Lebanese President Michel Aoun tripped and fell face down as Arab heads of state gathered at the start of their summit at the Dead Sea in Jordan on Wednesday, television footage showed.
Aoun, 82, appeared to trip on a low, red-carpeted podium where flags of Arab states had been arranged. Two men in suits rushed to help him to his feet as Egyptian President Abdel Fattah al-Sisi stood nearby.
Aoun became head of state last year in a political deal that saw Saad al-Hariri appointed prime minister, ending a 2-1/2 year vacuum in the presidency.
Aoun, Prime Minister Saad Hariri, and Foreign Minister Gebran Bassil are all attending the Arab League Summit in Jordan.
The Arab leaders poised to endorse key Palestinian positions in the conflict with Israel — a signal to President Donald Trump that a deal on Palestinian statehood must precede any Israeli-Arab normalization.
The Palestinian quest for independence also served as a showcase for Arab unity in a fractured region, where leaders find themselves on opposite sides of long-running conflicts, particularly Syria’s six-year-old civil war.

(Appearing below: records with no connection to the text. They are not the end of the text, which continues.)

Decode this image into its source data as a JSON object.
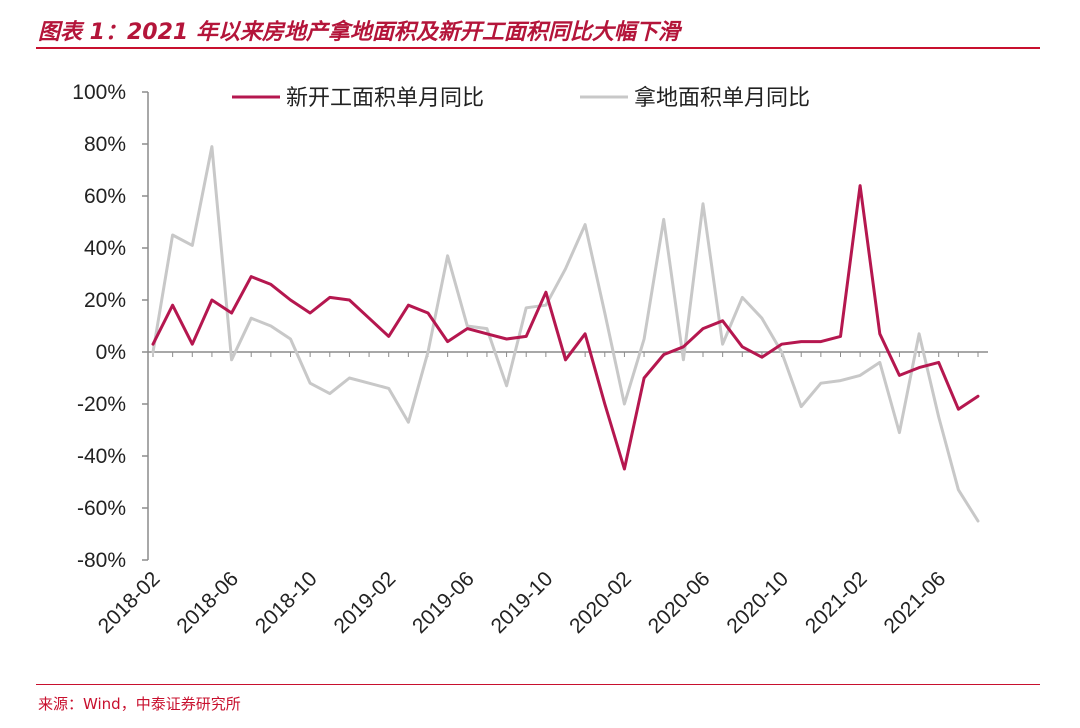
{
  "header": {
    "title": "图表 1：2021 年以来房地产拿地面积及新开工面积同比大幅下滑"
  },
  "footer": {
    "source": "来源：Wind，中泰证券研究所"
  },
  "colors": {
    "accent": "#c8102e",
    "series_new_starts": "#b5174f",
    "series_land": "#c8c8c8",
    "axis": "#8c8c8c"
  },
  "chart_data": {
    "type": "line",
    "title": "",
    "xlabel": "",
    "ylabel": "",
    "ylim": [
      -80,
      100
    ],
    "yticks": [
      -80,
      -60,
      -40,
      -20,
      0,
      20,
      40,
      60,
      80,
      100
    ],
    "ytick_labels": [
      "-80%",
      "-60%",
      "-40%",
      "-20%",
      "0%",
      "20%",
      "40%",
      "60%",
      "80%",
      "100%"
    ],
    "x": [
      "2018-02",
      "2018-03",
      "2018-04",
      "2018-05",
      "2018-06",
      "2018-07",
      "2018-08",
      "2018-09",
      "2018-10",
      "2018-11",
      "2018-12",
      "2019-01",
      "2019-02",
      "2019-03",
      "2019-04",
      "2019-05",
      "2019-06",
      "2019-07",
      "2019-08",
      "2019-09",
      "2019-10",
      "2019-11",
      "2019-12",
      "2020-01",
      "2020-02",
      "2020-03",
      "2020-04",
      "2020-05",
      "2020-06",
      "2020-07",
      "2020-08",
      "2020-09",
      "2020-10",
      "2020-11",
      "2020-12",
      "2021-01",
      "2021-02",
      "2021-03",
      "2021-04",
      "2021-05",
      "2021-06",
      "2021-07",
      "2021-08"
    ],
    "xtick_labels": [
      "2018-02",
      "2018-06",
      "2018-10",
      "2019-02",
      "2019-06",
      "2019-10",
      "2020-02",
      "2020-06",
      "2020-10",
      "2021-02",
      "2021-06"
    ],
    "legend_position": "top",
    "grid": false,
    "series": [
      {
        "name": "新开工面积单月同比",
        "color": "#b5174f",
        "values": [
          3,
          18,
          3,
          20,
          15,
          29,
          26,
          20,
          15,
          21,
          20,
          13,
          6,
          18,
          15,
          4,
          9,
          7,
          5,
          6,
          23,
          -3,
          7,
          -20,
          -45,
          -10,
          -1,
          2,
          9,
          12,
          2,
          -2,
          3,
          4,
          4,
          6,
          64,
          7,
          -9,
          -6,
          -4,
          -22,
          -17
        ]
      },
      {
        "name": "拿地面积单月同比",
        "color": "#c8c8c8",
        "values": [
          0,
          45,
          41,
          79,
          -3,
          13,
          10,
          5,
          -12,
          -16,
          -10,
          -12,
          -14,
          -27,
          0,
          37,
          10,
          9,
          -13,
          17,
          18,
          32,
          49,
          15,
          -20,
          5,
          51,
          -3,
          57,
          3,
          21,
          13,
          0,
          -21,
          -12,
          -11,
          -9,
          -4,
          -31,
          7,
          -25,
          -53,
          -65
        ]
      }
    ]
  }
}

The 21 kings, presidents and top officials gathered on the Jordanian side of the Dead Sea, with a clear view of the Israeli-occupied West Bank on the opposite shore.
Syrian President Bashar Assad was absent; he hasn’t been invited since Syria’s suspension from the 22-member Arab League following his crackdown on a 2011 uprising that quickly turned into a brutal civil war.
The gathering came ahead of White House meetings in coming weeks between Trump and three Arab leaders — Jordan’s King Abdullah II, Egyptian President Abdel-Fattah el-Sissi and Palestinian President Mahmoud Abbas.
The Palestinians want to set up a state in the West Bank, Gaza Strip and east Jerusalem, lands Israel captured in the 1967 Mideast war.
On Wednesday, the leaders were expected to reaffirm a 2002 Arab peace plan that offers Israel normalization with dozens of Arab and Muslim countries if it cedes the war-won lands for the creation of a Palestinian state.
Israeli Prime Minister Benjamin Netanyahu has not formally abandoned his stated support for the two-state solution, but has stopped mentioning it in his speeches since Trump was elected. Instead, he has made vague statements about seeking a region-wide agreement.
Netanyahu frequently boasts of strong behind-the-scenes alliances with unidentified Arab countries.
The Arab summit was to adopt a series of resolutions, several dealing with the Palestinian issue. The statements, subject to last-minute change, were previously endorsed by Arab foreign ministers.
The draft resolutions condemn Israeli policies, including settlement construction, that are “aimed at eliminating the two-state solution and replacing it with apartheid.”
They also warned against moving diplomatic missions to contested Jerusalem, whose eastern sector is sought by the Palestinians as a capital. Trump has said he would move the U.S. Embassy in Israel to Jerusalem, but relocation no longer appears imminent.
Jordan’s king told the summit’s opening session that there can be no peace or stability in the region without setting up a Palestinian state alongside Israel.